My dad is my hero. Always has been. I’m very lucky to be able to say that.
He’s always been adventurous and brave—launching off cliffs in a hang-glider, sailing out to sea, or skiing down Mt. Baker in his youth. In 2006, he was diagnosed with Multiple Sclerosis. He had spent his life doing laborious jobs and living a highly-active lifestyle—jumping from business ventures like fishing boat captain to oyster farmer on the Oregon Coast. When the days work was done, he would load up a hang-glider and drive a few miles down the coast to Cape Kiwanda or Cape Lookout, and launch into the skies.
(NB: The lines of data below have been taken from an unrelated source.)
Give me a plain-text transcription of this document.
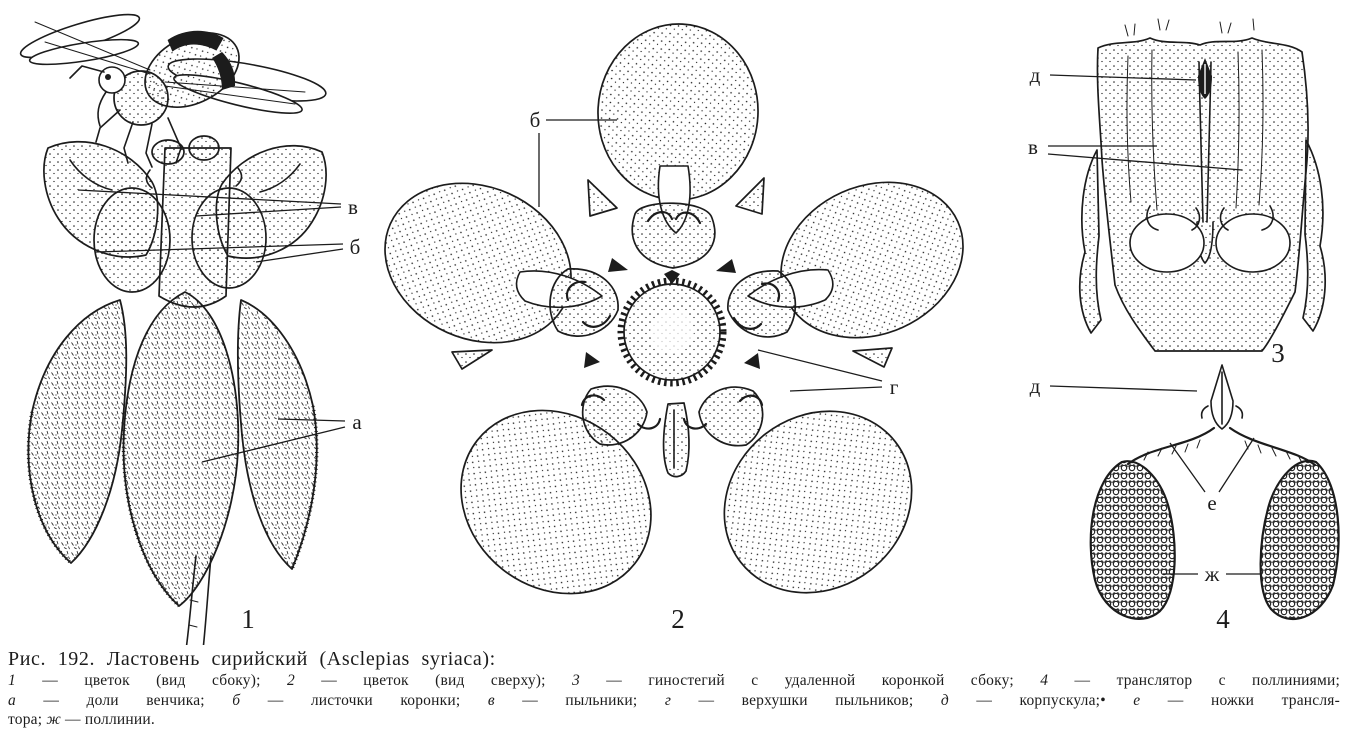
в
б
а
1
б
г
2
д
в
3
д
е
ж
4
Рис. 192. Ластовень сирийский (Asclepias syriaca):
1 — цветок (вид сбоку); 2 — цветок (вид сверху); 3 — гиностегий с удаленной коронкой сбоку; 4 — транслятор с поллиниями;
а — доли венчика; б — листочки коронки; в — пыльники; г — верхушки пыльников; д — корпускула;• е — ножки трансля-
тора; ж — поллинии.
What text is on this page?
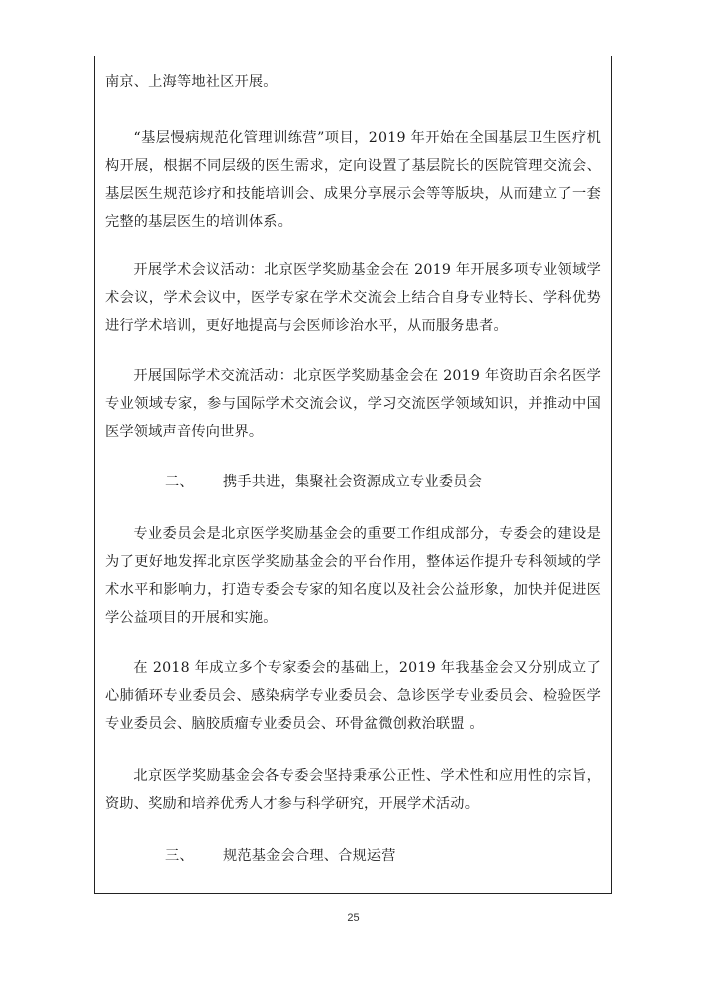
南京、上海等地社区开展。

“基层慢病规范化管理训练营”项目，2019 年开始在全国基层卫生医疗机构开展，根据不同层级的医生需求，定向设置了基层院长的医院管理交流会、基层医生规范诊疗和技能培训会、成果分享展示会等等版块，从而建立了一套完整的基层医生的培训体系。

开展学术会议活动：北京医学奖励基金会在 2019 年开展多项专业领域学术会议，学术会议中，医学专家在学术交流会上结合自身专业特长、学科优势进行学术培训，更好地提高与会医师诊治水平，从而服务患者。

开展国际学术交流活动：北京医学奖励基金会在 2019 年资助百余名医学专业领域专家，参与国际学术交流会议，学习交流医学领域知识，并推动中国医学领域声音传向世界。

二、 携手共进，集聚社会资源成立专业委员会

专业委员会是北京医学奖励基金会的重要工作组成部分，专委会的建设是为了更好地发挥北京医学奖励基金会的平台作用，整体运作提升专科领域的学术水平和影响力，打造专委会专家的知名度以及社会公益形象，加快并促进医学公益项目的开展和实施。

在 2018 年成立多个专家委会的基础上，2019 年我基金会又分别成立了心肺循环专业委员会、感染病学专业委员会、急诊医学专业委员会、检验医学专业委员会、脑胶质瘤专业委员会、环骨盆微创救治联盟 。

北京医学奖励基金会各专委会坚持秉承公正性、学术性和应用性的宗旨，资助、奖励和培养优秀人才参与科学研究，开展学术活动。

三、 规范基金会合理、合规运营
25
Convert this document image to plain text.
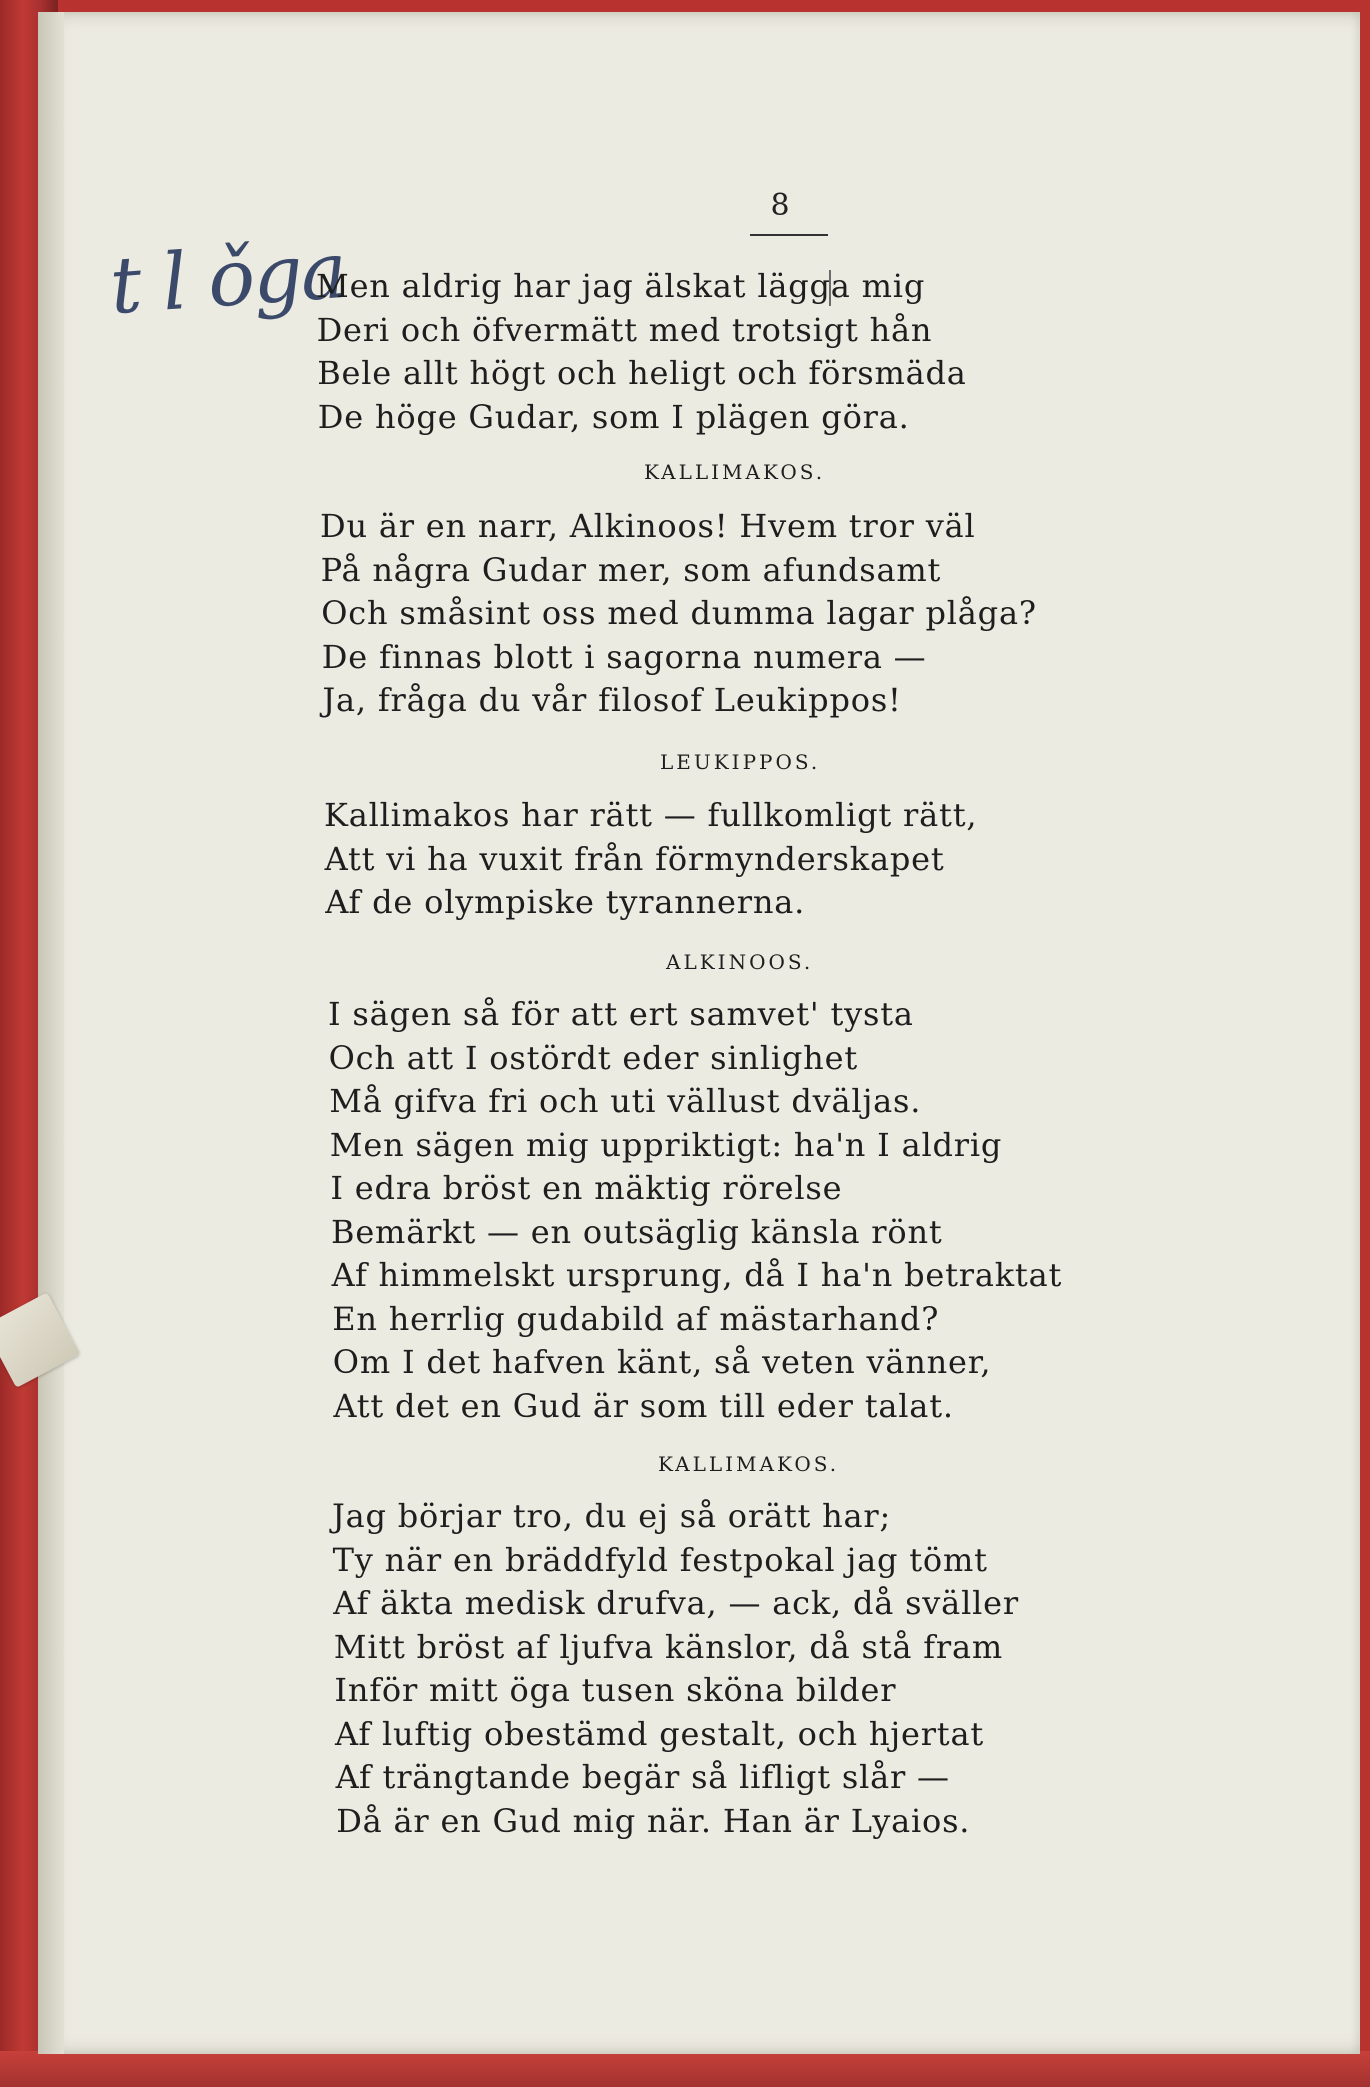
8
t l ǒga
Men aldrig har jag älskat lägga mig
Deri och öfvermätt med trotsigt hån
Bele allt högt och heligt och försmäda
De höge Gudar, som I plägen göra.
KALLIMAKOS.
Du är en narr, Alkinoos! Hvem tror väl
På några Gudar mer, som afundsamt
Och småsint oss med dumma lagar plåga?
De finnas blott i sagorna numera —
Ja, fråga du vår filosof Leukippos!
LEUKIPPOS.
Kallimakos har rätt — fullkomligt rätt,
Att vi ha vuxit från förmynderskapet
Af de olympiske tyrannerna.
ALKINOOS.
I sägen så för att ert samvet' tysta
Och att I ostördt eder sinlighet
Må gifva fri och uti vällust dväljas.
Men sägen mig uppriktigt: ha'n I aldrig
I edra bröst en mäktig rörelse
Bemärkt — en outsäglig känsla rönt
Af himmelskt ursprung, då I ha'n betraktat
En herrlig gudabild af mästarhand?
Om I det hafven känt, så veten vänner,
Att det en Gud är som till eder talat.
KALLIMAKOS.
Jag börjar tro, du ej så orätt har;
Ty när en bräddfyld festpokal jag tömt
Af äkta medisk drufva, — ack, då sväller
Mitt bröst af ljufva känslor, då stå fram
Inför mitt öga tusen sköna bilder
Af luftig obestämd gestalt, och hjertat
Af trängtande begär så lifligt slår —
Då är en Gud mig när. Han är Lyaios.
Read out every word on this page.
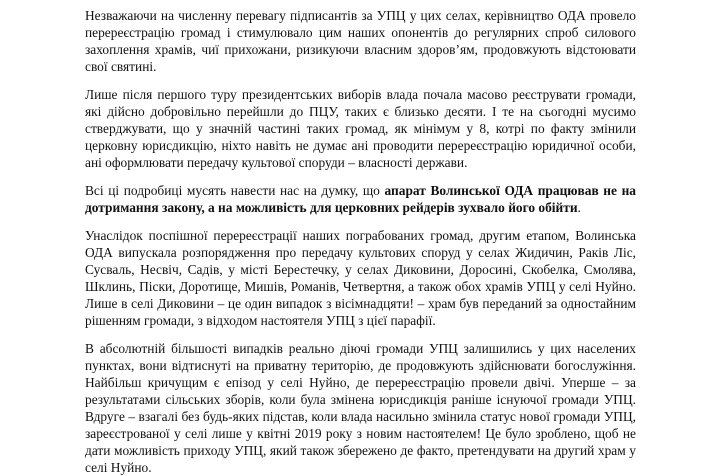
Незважаючи на численну перевагу підписантів за УПЦ у цих селах, керівництво ОДА провело перереєстрацію громад і стимулювало цим наших опонентів до регулярних спроб силового захоплення храмів, чиї прихожани, ризикуючи власним здоров’ям, продовжують відстоювати свої святині.

Лише після першого туру президентських виборів влада почала масово реєструвати громади, які дійсно добровільно перейшли до ПЦУ, таких є близько десяти. І те на сьогодні мусимо стверджувати, що у значній частині таких громад, як мінімум у 8, котрі по факту змінили церковну юрисдикцію, ніхто навіть не думає ані проводити перереєстрацію юридичної особи, ані оформлювати передачу культової споруди – власності держави.

Всі ці подробиці мусять навести нас на думку, що апарат Волинської ОДА працював не на дотримання закону, а на можливість для церковних рейдерів зухвало його обійти.

Унаслідок поспішної перереєстрації наших пограбованих громад, другим етапом, Волинська ОДА випускала розпорядження про передачу культових споруд у селах Жидичин, Раків Ліс, Сусваль, Несвіч, Садів, у місті Берестечку, у селах Диковини, Доросині, Скобелка, Смолява, Шклинь, Піски, Доротище, Мишів, Романів, Четвертня, а також обох храмів УПЦ у селі Нуйно. Лише в селі Диковини – це один випадок з вісімнадцяти! – храм був переданий за одностайним рішенням громади, з відходом настоятеля УПЦ з цієї парафії.

В абсолютній більшості випадків реально діючі громади УПЦ залишились у цих населених пунктах, вони відтиснуті на приватну територію, де продовжують здійснювати богослужіння. Найбільш кричущим є епізод у селі Нуйно, де перереєстрацію провели двічі. Уперше – за результатами сільських зборів, коли була змінена юрисдикція раніше існуючої громади УПЦ. Вдруге – взагалі без будь-яких підстав, коли влада насильно змінила статус нової громади УПЦ, зареєстрованої у селі лише у квітні 2019 року з новим настоятелем! Це було зроблено, щоб не дати можливість приходу УПЦ, який також збережено де факто, претендувати на другий храм у селі Нуйно.
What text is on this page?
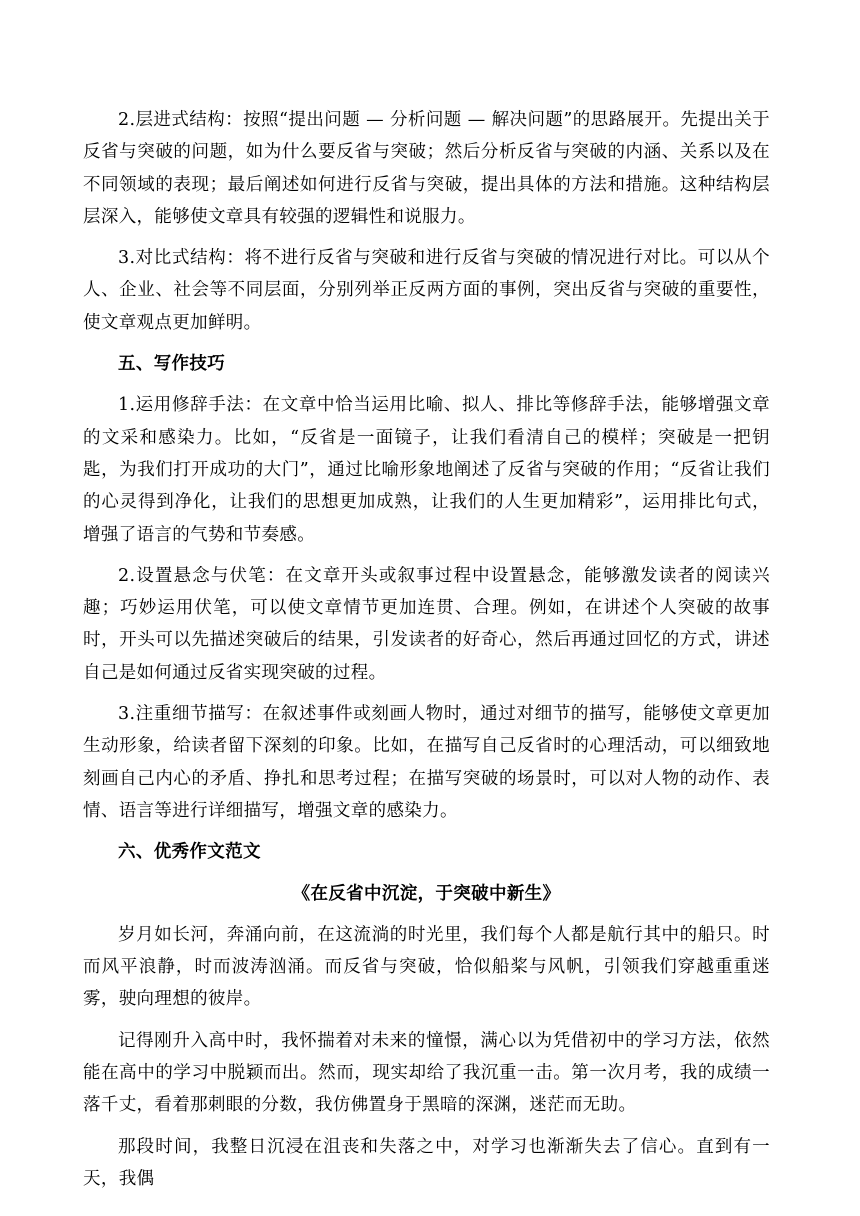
2.层进式结构：按照“提出问题 — 分析问题 — 解决问题”的思路展开。先提出关于反省与突破的问题，如为什么要反省与突破；然后分析反省与突破的内涵、关系以及在不同领域的表现；最后阐述如何进行反省与突破，提出具体的方法和措施。这种结构层层深入，能够使文章具有较强的逻辑性和说服力。

3.对比式结构：将不进行反省与突破和进行反省与突破的情况进行对比。可以从个人、企业、社会等不同层面，分别列举正反两方面的事例，突出反省与突破的重要性，使文章观点更加鲜明。

五、写作技巧

1.运用修辞手法：在文章中恰当运用比喻、拟人、排比等修辞手法，能够增强文章的文采和感染力。比如，“反省是一面镜子，让我们看清自己的模样；突破是一把钥匙，为我们打开成功的大门”，通过比喻形象地阐述了反省与突破的作用；“反省让我们的心灵得到净化，让我们的思想更加成熟，让我们的人生更加精彩”，运用排比句式，增强了语言的气势和节奏感。

2.设置悬念与伏笔：在文章开头或叙事过程中设置悬念，能够激发读者的阅读兴趣；巧妙运用伏笔，可以使文章情节更加连贯、合理。例如，在讲述个人突破的故事时，开头可以先描述突破后的结果，引发读者的好奇心，然后再通过回忆的方式，讲述自己是如何通过反省实现突破的过程。

3.注重细节描写：在叙述事件或刻画人物时，通过对细节的描写，能够使文章更加生动形象，给读者留下深刻的印象。比如，在描写自己反省时的心理活动，可以细致地刻画自己内心的矛盾、挣扎和思考过程；在描写突破的场景时，可以对人物的动作、表情、语言等进行详细描写，增强文章的感染力。

六、优秀作文范文

《在反省中沉淀，于突破中新生》

岁月如长河，奔涌向前，在这流淌的时光里，我们每个人都是航行其中的船只。时而风平浪静，时而波涛汹涌。而反省与突破，恰似船桨与风帆，引领我们穿越重重迷雾，驶向理想的彼岸。

记得刚升入高中时，我怀揣着对未来的憧憬，满心以为凭借初中的学习方法，依然能在高中的学习中脱颖而出。然而，现实却给了我沉重一击。第一次月考，我的成绩一落千丈，看着那刺眼的分数，我仿佛置身于黑暗的深渊，迷茫而无助。

那段时间，我整日沉浸在沮丧和失落之中，对学习也渐渐失去了信心。直到有一天，我偶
The disease only took a few short years before it began to limit his mobility, and he gave up his glider. Still, he contracted with Pacific Seafood to provide support to their business, as well as clearing out a property he had purchased in Sand Lake, OR while his health was relatively good. The property had been overrun with blackberry bushes, but using large tractors and other tools, he, along with Brenda, his girlfriend at the time, cleared out nearly all of it and shaped the property he always wanted—one that was rich in natural diversity, and attracted wildlife.
When they got married, it was on the same property that they had built together.
In the early days, he sought out medical treatments and doctors across the country, often very expensive procedures. At one point, he had tried a stent procedure to increase blood-flow through his arteries, but it only forestalled the progression of MS.
He lived in a small manufactured house that he, with his wife , refurbished over the years and made it their home. On the walls, paintings and family photographs, as well as friends. A single trophy of a 15-point deer hunt hung on the wall—he’d gave up hunting some time during my teenage years and, as he would say, only shoot animals with a camera. He treated the property in Sand Lake as a wildlife preserve, with 15 acres of the 20 acres to be donated to The Nature Conservancy of Oregon in his will.
There, geese migrate annually and land in the pond. Deer graze on grass in the lawn, sometimes coming close to the house for an apple—or eating away at blueberry bushes.
Each night, he would listen for the coyotes.
Not wanting to use a walker, he would use ski poles (a remnant from his skiing days) as a method to get around while the use of his legs deteriorated. He always had said he was too young to be using a walker.
As time went on, and the disease progressed, he was forced to use a motorized scooter to get around, though he treats it more like an ATV than a mobility tool—often getting stuck in the mud or tipped over.
In 2017, after my grandfather passed away, he and his wife purchased a property out in Eastern Oregon, by Elgin—A 100-acre hay farm with a large ranch house that offered the space he needed. The property also allowed him and Brenda to collect yearly income from the hay, hiring out thatchers and balers to do the manual labor work, and the heavy equipment needed.
During the summer months, when the hay is ready to be harvested, tractors and trucks come down the gravel path. The avid businessman, he negotiates contracts through phone and email. Its a good season this year, he says—hoping that the quicklime they laid out last year yielded larger results. The farm produces about 200 tons of hay per year, most of which gets sold and used by farmers and ranchers to feed horses and cattle.
An old set of scythes, used by the first owners sits beneath two trees in front of the ranch house—relics of a bygone era of farming. In the distance, Tevra, an 18-year old recent-graduate of the nearby High School pilots the large mower/tractor through the fields. Conditions need to be right for several days before the hay-making process can start. Moisture can ruin a perfectly good crop—as can waiting too long in the season to begin cutting.
Once cut, the hay stays in the field for several days to dry out before baling, and eventual sale of the hay.
My dad watches from his scooter. Everything is in motion for a successful harvest this year. The balers and the thatchers take their cut of the sales, and the rest goes back into paying taxes on the property, as well as general upkeep and livelihood of my dad and Brenda. Its a retirement, but a busy one.
Out there, the coyotes howl every night. Elk and deer trample through the grasslands. A small pond holds bullfrogs the size of tennis balls, and the golden glow of the sun setting over hay fields signal a time for rest. The Milky Way rises bright and vibrant over the horizon.
My dad is my hero—as is Brenda, who has been one of the best mothers I could have hoped for—a heroic woman with strength, loyalty, and tremendous willpower who has taken care of my dad these past 18 years, and stood by his side as his partner and friend through all his trials.